La possible arrivée de Jérémie Bréchet. «C’est un joueur en fin de contrat. Evidemment, tous les joueurs dans cette situation, nous les connaissons. Civelli, Keita, Faubert, Marange… Ce sont les premiers vers lesquels on se tourne. Mais non, il n’y a rien à dire là-dessus. Comme d’habitude, nous regardons certains postes privilégiés et nous restons très discrets.»

Le point sur le mercato. «C’est une blague ? Sérieusement, le mercato n’est pas encore ouvert. Les joueurs sont en vacances. Ca ne bougera pas avant la reprise, ça a toujours été comme ça. C’est un fantasme de journalistes de penser que l’on se dépêche à boucler un mercato avant la reprise. Pour le moment, on a surtout à s’occuper de la clôture des comptes et des obligations du domaine légal.»

L’été sera animé à Bordeaux? «Nous sommes dans une situation de crise économique majeure chez nous et ailleurs. Il y a beaucoup plus d’incertitudes qu’avant. Ca plombe toutes les discussions et les velléités. Je ne sais pas si ça se déclenchera. Le marché se fera sur dix ou quinze postes particuliers, sollicités par les clubs qui jouent la Ligue des Champions. Les clubs anglais vont peut-être bientôt s’agiter, les Allemands aussi… Même en Espagne, ils ne bougent pas. Ca vous donne la tendance… En attendant nous, on ne prendre personne tant qu’on n’a pas de départs. Nous avons déjà 21 joueurs pros pour la reprise. On fera une écurie si on en a plus ? On attaque la saison avec Diabaté, Modeste, Rolan, Saivet en attaque. Il y a beaucoup de clubs qui seraient en position de nous envier.»
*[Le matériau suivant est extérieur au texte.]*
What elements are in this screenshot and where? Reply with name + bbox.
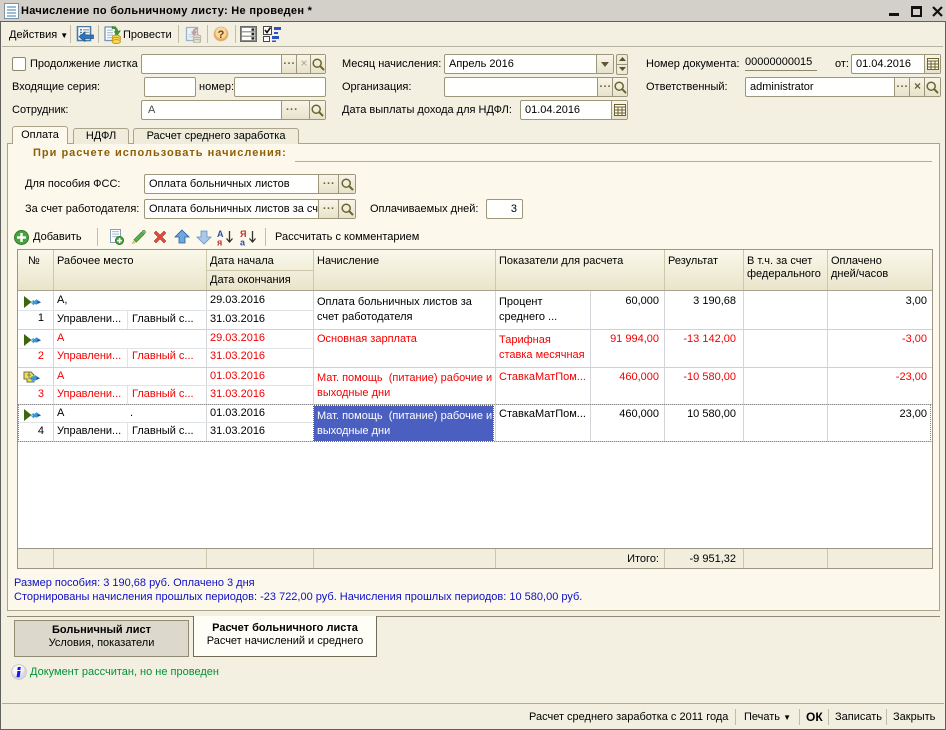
svg-text:?: ?: [218, 29, 225, 41]
svg-text:я: я: [217, 238, 222, 247]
Comment gérer les fins de contrat ? Avec douze joueurs à qui il ne reste plus qu’un an de bail et dix auxquels il n’en reste que deux, on s’attend à ce que les choses bougent à Bordeaux. «La notion de fin de contrat n’a plus rien à voir avec ce qu’il se passait il y a quatre ans. Tous les ans, il y en a 150 ou 200 joueurs en plus.»

Comment gérer les velléités de départ ? «Je vous garantis sur la tête de mes quatre enfants que je n’ai rien reçu pour un seul joueur de Bordeaux. Donc ceux qui veulent partir, très bien… mais s’ils n’ont pas de propositions, ils restent chez nous. Si on a une proposition réaliste, on l’étudiera ensemble. Pour l’instant, nous n’avons rien à signaler.»